The “Prime Minister” had his own logo and quality control expert.
Brian Bacon isn’t a head of state, but an alleged heroin kingpin whose minions moved a kilogram of the drug a month from New York City, up the Hudson Valley, across Long Island and down to Pittsburgh using the Metro-North Railroad and Greyhound buses.
“So we have these men on public transportation sitting next to families, to tourists, carrying huge quantities of deadly drugs and dirty money, but they clearly thought no one was the wiser, but our investigators were watching and listening,” said New York Attorney General Eric Schneiderman, who announced the arrest of Bacon, 52, from the Bronx on Thursday afternoon.
An Orange County court unsealed a 179-count indictment last night that lead to Bacon’s arrest, as well as his son, Tamar Dillard, 37, who goes by “Young Buck” and helped his father with distribution.
Dubbed Operation Iron Horse, a total of 13 people are involved with the ring, and 10 had been picked up as of early Thursday afternoon. Schneiderman said the supplier who brought the heroin to New York City has not been identified, but the investigation is ongoing.
Bacon’s alleged ring would cut the heroin in the city, possibly with dangerous chemicals, and stamp them with his “open” and “fly” logos, Schneiderman said. Bacon’s “quality control officer,” Wallace Walker, from the Bronx, would test the heroin and advise on how much it could be sold for on the streets.
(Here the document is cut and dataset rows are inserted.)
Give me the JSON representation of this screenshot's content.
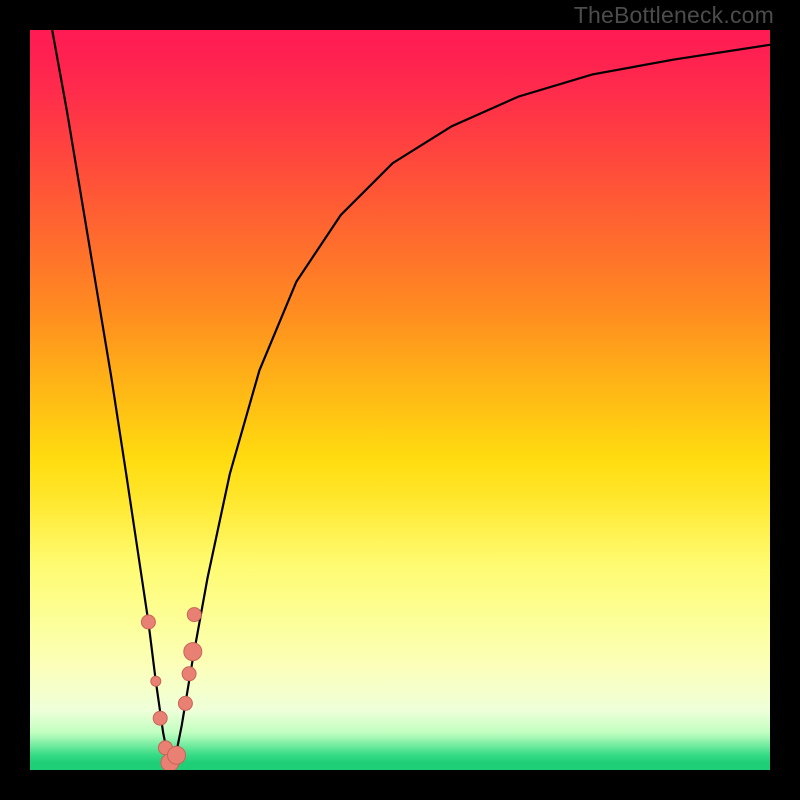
{
  "watermark": "TheBottleneck.com",
  "chart_data": {
    "type": "line",
    "title": "",
    "xlabel": "",
    "ylabel": "",
    "xlim": [
      0,
      100
    ],
    "ylim": [
      0,
      100
    ],
    "grid": false,
    "legend": false,
    "background": {
      "type": "vertical-gradient",
      "stops": [
        {
          "pos": 0.0,
          "color": "#ff1a54"
        },
        {
          "pos": 0.15,
          "color": "#ff4040"
        },
        {
          "pos": 0.38,
          "color": "#ff8c20"
        },
        {
          "pos": 0.58,
          "color": "#ffdc0f"
        },
        {
          "pos": 0.8,
          "color": "#fcff99"
        },
        {
          "pos": 0.95,
          "color": "#c0ffc0"
        },
        {
          "pos": 1.0,
          "color": "#1fcf78"
        }
      ]
    },
    "series": [
      {
        "name": "bottleneck-curve",
        "color": "#000000",
        "x": [
          3,
          5,
          7,
          9,
          11,
          13,
          14.5,
          16,
          17,
          18,
          18.8,
          19.5,
          20.5,
          22,
          24,
          27,
          31,
          36,
          42,
          49,
          57,
          66,
          76,
          87,
          100
        ],
        "y": [
          100,
          89,
          77,
          65,
          53,
          40,
          30,
          20,
          12,
          5,
          1,
          1,
          6,
          15,
          26,
          40,
          54,
          66,
          75,
          82,
          87,
          91,
          94,
          96,
          98
        ]
      }
    ],
    "points": {
      "name": "datapoints",
      "color": "#e98074",
      "stroke": "#c96458",
      "x": [
        16.0,
        17.0,
        17.6,
        18.3,
        18.9,
        19.8,
        21.0,
        21.5,
        22.0,
        22.2
      ],
      "y": [
        20.0,
        12.0,
        7.0,
        3.0,
        1.0,
        2.0,
        9.0,
        13.0,
        16.0,
        21.0
      ],
      "r": [
        7,
        5,
        7,
        7,
        9,
        9,
        7,
        7,
        9,
        7
      ]
    }
  }
}
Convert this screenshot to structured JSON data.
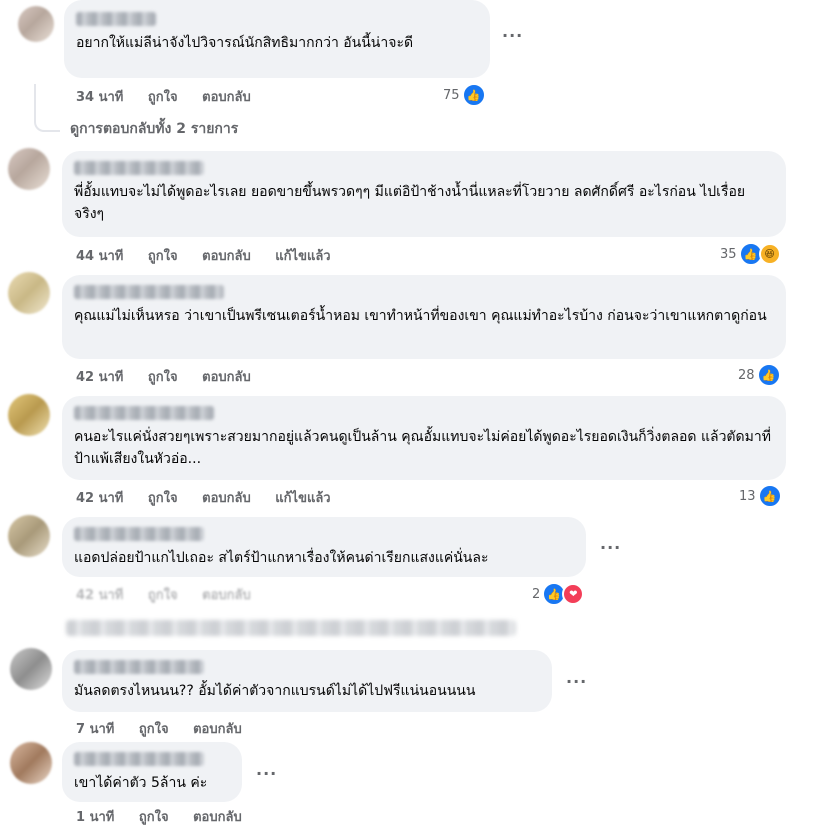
{
  "labels": {
    "like": "ถูกใจ",
    "reply": "ตอบกลับ",
    "edited": "แก้ไขแล้ว",
    "more": "···"
  },
  "view_replies": "ดูการตอบกลับทั้ง 2 รายการ",
  "comments": [
    {
      "text": "อยากให้แม่ลีน่าจังไปวิจารณ์นักสิทธิมากกว่า อันนี้น่าจะดี",
      "time": "34 นาที",
      "reactions": "75",
      "reaction_icons": [
        "like-icon"
      ]
    },
    {
      "text": "พี่อั้มแทบจะไม่ได้พูดอะไรเลย ยอดขายขึ้นพรวดๆๆ มีแต่อิป้าช้างน้ำนี่แหละที่โวยวาย ลดศักดิ์ศรี อะไรก่อน ไปเรื่อยจริงๆ",
      "time": "44 นาที",
      "edited": true,
      "reactions": "35",
      "reaction_icons": [
        "like-icon",
        "haha-icon"
      ]
    },
    {
      "text": "คุณแม่ไม่เห็นหรอ ว่าเขาเป็นพรีเซนเตอร์น้ำหอม เขาทำหน้าที่ของเขา คุณแม่ทำอะไรบ้าง ก่อนจะว่าเขาแหกตาดูก่อน",
      "time": "42 นาที",
      "reactions": "28",
      "reaction_icons": [
        "like-icon"
      ]
    },
    {
      "text": "คนอะไรแค่นั่งสวยๆเพราะสวยมากอยู่แล้วคนดูเป็นล้าน คุณอั้มแทบจะไม่ค่อยได้พูดอะไรยอดเงินก็วิ่งตลอด แล้วตัดมาที่ป้าแพ้เสียงในหัวอ่อ...",
      "time": "42 นาที",
      "edited": true,
      "reactions": "13",
      "reaction_icons": [
        "like-icon"
      ]
    },
    {
      "text": "แอดปล่อยป้าแกไปเถอะ สไตร์ป้าแกหาเรื่องให้คนด่าเรียกแสงแค่นั่นละ",
      "time": "42 นาที",
      "reactions": "2",
      "reaction_icons": [
        "like-icon",
        "love-icon"
      ]
    },
    {
      "text": "มันลดตรงไหนนน?? อั้มได้ค่าตัวจากแบรนด์ไม่ได้ไปฟรีแน่นอนนนน",
      "time": "7 นาที"
    },
    {
      "text": "เขาได้ค่าตัว 5ล้าน ค่ะ",
      "time": "1 นาที"
    }
  ],
  "colors": {
    "bubble": "#f0f2f5",
    "meta": "#65676b",
    "like": "#1877f2",
    "love": "#f33e58",
    "haha": "#f7b125"
  }
}
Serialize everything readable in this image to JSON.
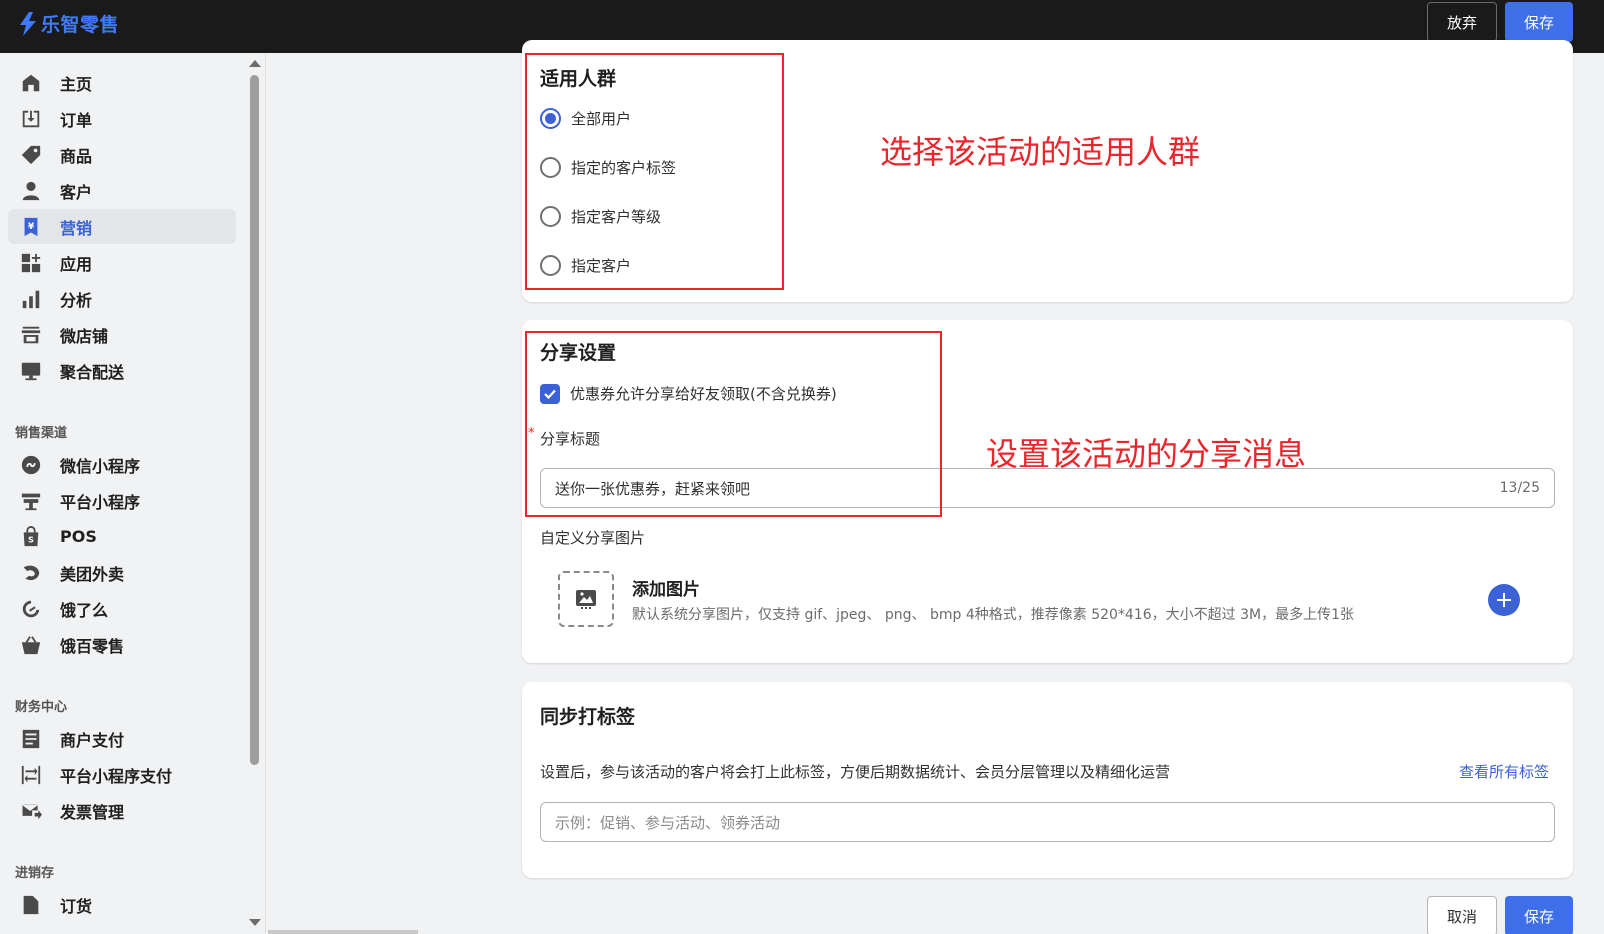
{
  "app": {
    "name": "乐智零售"
  },
  "topbar": {
    "discard_label": "放弃",
    "save_label": "保存"
  },
  "sidebar": {
    "main_items": [
      {
        "label": "主页",
        "icon": "home-icon"
      },
      {
        "label": "订单",
        "icon": "order-inbox-icon"
      },
      {
        "label": "商品",
        "icon": "tag-icon"
      },
      {
        "label": "客户",
        "icon": "person-icon"
      },
      {
        "label": "营销",
        "icon": "yen-bookmark-icon",
        "active": true
      },
      {
        "label": "应用",
        "icon": "apps-grid-icon"
      },
      {
        "label": "分析",
        "icon": "bar-chart-icon"
      },
      {
        "label": "微店铺",
        "icon": "storefront-icon"
      },
      {
        "label": "聚合配送",
        "icon": "monitor-icon"
      }
    ],
    "sales_channels": {
      "title": "销售渠道",
      "items": [
        {
          "label": "微信小程序",
          "icon": "mini-program-icon"
        },
        {
          "label": "平台小程序",
          "icon": "platform-icon"
        },
        {
          "label": "POS",
          "icon": "shopping-bag-icon"
        },
        {
          "label": "美团外卖",
          "icon": "meituan-icon"
        },
        {
          "label": "饿了么",
          "icon": "eleme-icon"
        },
        {
          "label": "饿百零售",
          "icon": "basket-icon"
        }
      ]
    },
    "finance": {
      "title": "财务中心",
      "items": [
        {
          "label": "商户支付",
          "icon": "receipt-icon"
        },
        {
          "label": "平台小程序支付",
          "icon": "transfer-icon"
        },
        {
          "label": "发票管理",
          "icon": "invoice-mail-icon"
        }
      ]
    },
    "inventory": {
      "title": "进销存",
      "items": [
        {
          "label": "订货",
          "icon": "document-icon"
        }
      ]
    }
  },
  "audience": {
    "title": "适用人群",
    "options": [
      {
        "label": "全部用户",
        "checked": true
      },
      {
        "label": "指定的客户标签",
        "checked": false
      },
      {
        "label": "指定客户等级",
        "checked": false
      },
      {
        "label": "指定客户",
        "checked": false
      }
    ]
  },
  "share": {
    "title": "分享设置",
    "allow_share_label": "优惠券允许分享给好友领取(不含兑换券)",
    "allow_share_checked": true,
    "title_field_label": "分享标题",
    "required_mark": "*",
    "title_value": "送你一张优惠券，赶紧来领吧",
    "title_counter": "13/25",
    "custom_image_label": "自定义分享图片",
    "add_image_title": "添加图片",
    "add_image_hint": "默认系统分享图片，仅支持 gif、jpeg、 png、 bmp 4种格式，推荐像素 520*416，大小不超过 3M，最多上传1张"
  },
  "tags": {
    "title": "同步打标签",
    "description": "设置后，参与该活动的客户将会打上此标签，方便后期数据统计、会员分层管理以及精细化运营",
    "view_all_link": "查看所有标签",
    "input_placeholder": "示例：促销、参与活动、领券活动"
  },
  "annotations": {
    "audience_note": "选择该活动的适用人群",
    "share_note": "设置该活动的分享消息",
    "color": "#e8262c"
  },
  "footer": {
    "cancel_label": "取消",
    "save_label": "保存"
  },
  "colors": {
    "accent": "#3a62d6",
    "topbar": "#1a1a1a"
  }
}
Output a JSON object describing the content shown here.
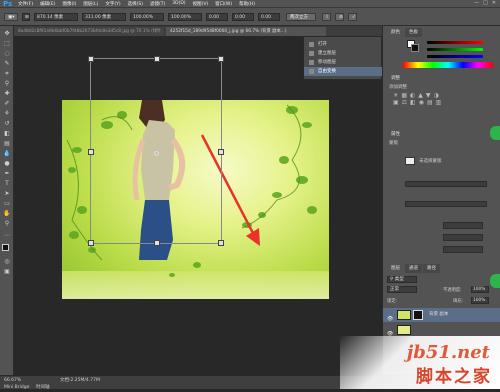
{
  "app": {
    "logo": "Ps"
  },
  "menu": [
    "文件(F)",
    "编辑(E)",
    "图像(I)",
    "图层(L)",
    "文字(Y)",
    "选择(S)",
    "滤镜(T)",
    "3D(D)",
    "视图(V)",
    "窗口(W)",
    "帮助(H)"
  ],
  "window_controls": [
    "—",
    "□",
    "✕"
  ],
  "options": {
    "x": "870.14 像素",
    "y": "311.00 像素",
    "w": "100.00%",
    "h": "100.00%",
    "angle": "0.00",
    "hskew": "0.00",
    "vskew": "0.00",
    "interp": "两次立方"
  },
  "tabs": [
    "8a48d2c8f91a9b6bbf0b7f48b2073bfdc8e3d5c8.jpg @ 70.1% (绿叶, 图层 0, RGB/8)",
    "4252f15d_189d9548f0000_j.jpg @ 66.7% (背景 副本...)"
  ],
  "history": {
    "items": [
      "打开",
      "建立图层",
      "移动图层",
      "自由变换"
    ],
    "active_index": 3
  },
  "panels": {
    "color_tab": "颜色",
    "swatches_tab": "色板",
    "adjust_tab": "调整",
    "adjust_head": "添加调整",
    "props_tab": "属性",
    "props_sub": "蒙版",
    "props_label": "未选择蒙版",
    "layers_tab": "图层",
    "channels_tab": "通道",
    "paths_tab": "路径",
    "blend_mode": "正常",
    "opacity_label": "不透明度:",
    "opacity": "100%",
    "fill_label": "填充:",
    "fill": "100%",
    "lock_label": "锁定:",
    "layers": [
      {
        "name": "背景 副本",
        "active": true
      },
      {
        "name": "",
        "active": false
      }
    ]
  },
  "status": {
    "zoom": "66.67%",
    "doc": "文档:2.25M/4.77M",
    "mini_bridge": "Mini Bridge",
    "timeline": "时间轴"
  },
  "watermark": {
    "line1": "jb51.net",
    "line2": "脚本之家"
  },
  "colors": {
    "accent": "#2fa3ff",
    "history_active": "#5b6e88",
    "arrow": "#e8322a"
  }
}
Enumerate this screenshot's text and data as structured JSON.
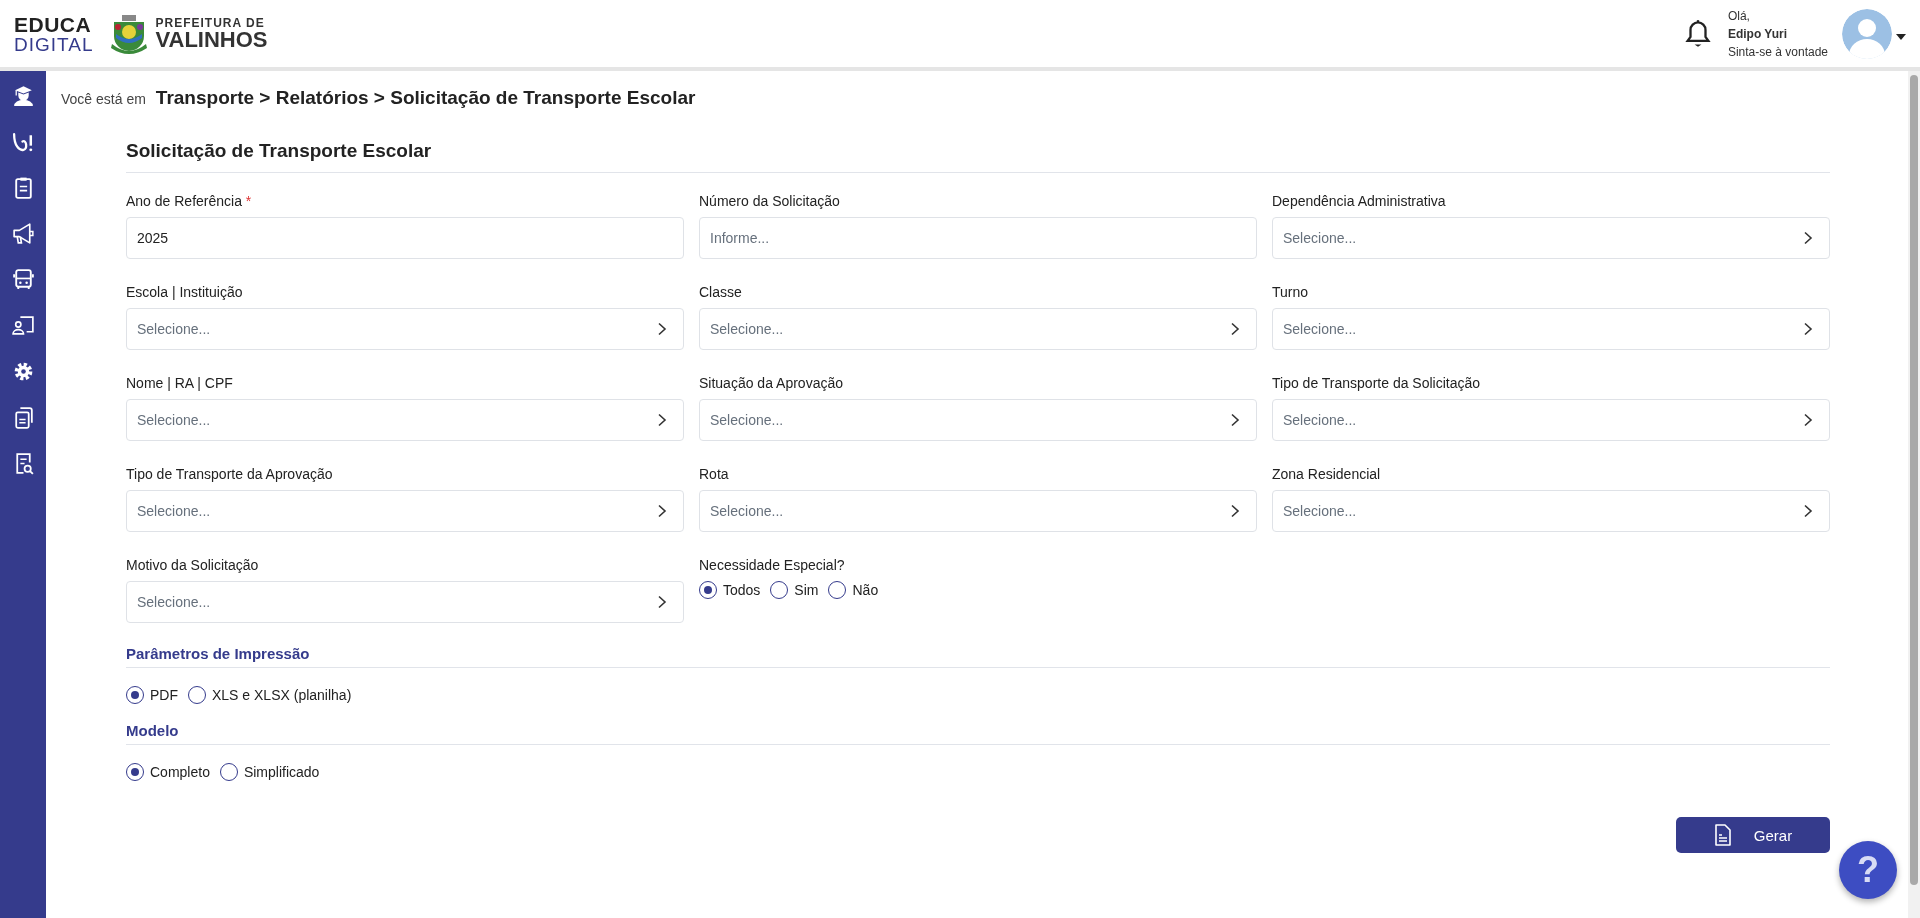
{
  "header": {
    "brand": {
      "line1": "EDUCA",
      "line2": "DIGITAL"
    },
    "city": {
      "line1": "PREFEITURA DE",
      "line2": "VALINHOS"
    },
    "user": {
      "greeting": "Olá,",
      "name": "Edipo Yuri",
      "subtitle": "Sinta-se à vontade"
    }
  },
  "breadcrumb": {
    "prefix": "Você está em",
    "path": "Transporte > Relatórios > Solicitação de Transporte Escolar"
  },
  "form": {
    "title": "Solicitação de Transporte Escolar",
    "fields": [
      {
        "kind": "text",
        "label": "Ano de Referência",
        "required_mark": "*",
        "value": "2025"
      },
      {
        "kind": "input",
        "label": "Número da Solicitação",
        "placeholder": "Informe..."
      },
      {
        "kind": "select",
        "label": "Dependência Administrativa",
        "placeholder": "Selecione..."
      },
      {
        "kind": "select",
        "label": "Escola | Instituição",
        "placeholder": "Selecione..."
      },
      {
        "kind": "select",
        "label": "Classe",
        "placeholder": "Selecione..."
      },
      {
        "kind": "select",
        "label": "Turno",
        "placeholder": "Selecione..."
      },
      {
        "kind": "select",
        "label": "Nome | RA | CPF",
        "placeholder": "Selecione..."
      },
      {
        "kind": "select",
        "label": "Situação da Aprovação",
        "placeholder": "Selecione..."
      },
      {
        "kind": "select",
        "label": "Tipo de Transporte da Solicitação",
        "placeholder": "Selecione..."
      },
      {
        "kind": "select",
        "label": "Tipo de Transporte da Aprovação",
        "placeholder": "Selecione..."
      },
      {
        "kind": "select",
        "label": "Rota",
        "placeholder": "Selecione..."
      },
      {
        "kind": "select",
        "label": "Zona Residencial",
        "placeholder": "Selecione..."
      },
      {
        "kind": "select",
        "label": "Motivo da Solicitação",
        "placeholder": "Selecione..."
      },
      {
        "kind": "radio",
        "label": "Necessidade Especial?",
        "options": [
          {
            "label": "Todos",
            "selected": true
          },
          {
            "label": "Sim",
            "selected": false
          },
          {
            "label": "Não",
            "selected": false
          }
        ]
      }
    ]
  },
  "sections": [
    {
      "title": "Parâmetros de Impressão",
      "options": [
        {
          "label": "PDF",
          "selected": true
        },
        {
          "label": "XLS e XLSX (planilha)",
          "selected": false
        }
      ]
    },
    {
      "title": "Modelo",
      "options": [
        {
          "label": "Completo",
          "selected": true
        },
        {
          "label": "Simplificado",
          "selected": false
        }
      ]
    }
  ],
  "button": {
    "label": "Gerar"
  },
  "help": {
    "label": "?"
  }
}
Dillard would take the heroin upstate to Newburgh using the Harlem-125th Street station. Another man who was arrested, Jerome Turnbough, 55, would travel from Newburgh back to New York City with drugs, according to the attorney general’s office.
The distributors who took the heroin in carry-on bags were “nonchalant,” according to Schneiderman, and were not believed to be carrying guns.
The state attorney general’s office began investigating Bacon’s alleged ring last June with the New York State Police, are relied on wiretapped phones and traps to bust the dealers. Schneiderman said none of the people arrested were heroin users.
“The tragic reality is that heroin abuse is a problem not just confined to inner cities or any particular type of community, or even any class. It’s not just a problem for people who are down on their luck, but for middle and upper class people as well, and is a problem families are dealing with in every part of the state,” Schneiderman said.
Bacon had not been arraigned Thursday afternoon, and Schneiderman said Bacon’s arrest history wasn’t immediately available.
The attorney general said New York is perhaps the largest hub for heroin entering the U.S. City health department numbers show heroin overdose deaths doubled from 2010-2013, with the highest deaths in the Bronx and Staten Island, respectively.
An MTA spokeswoman said the organization is referring all requests for comment to the AG’s office.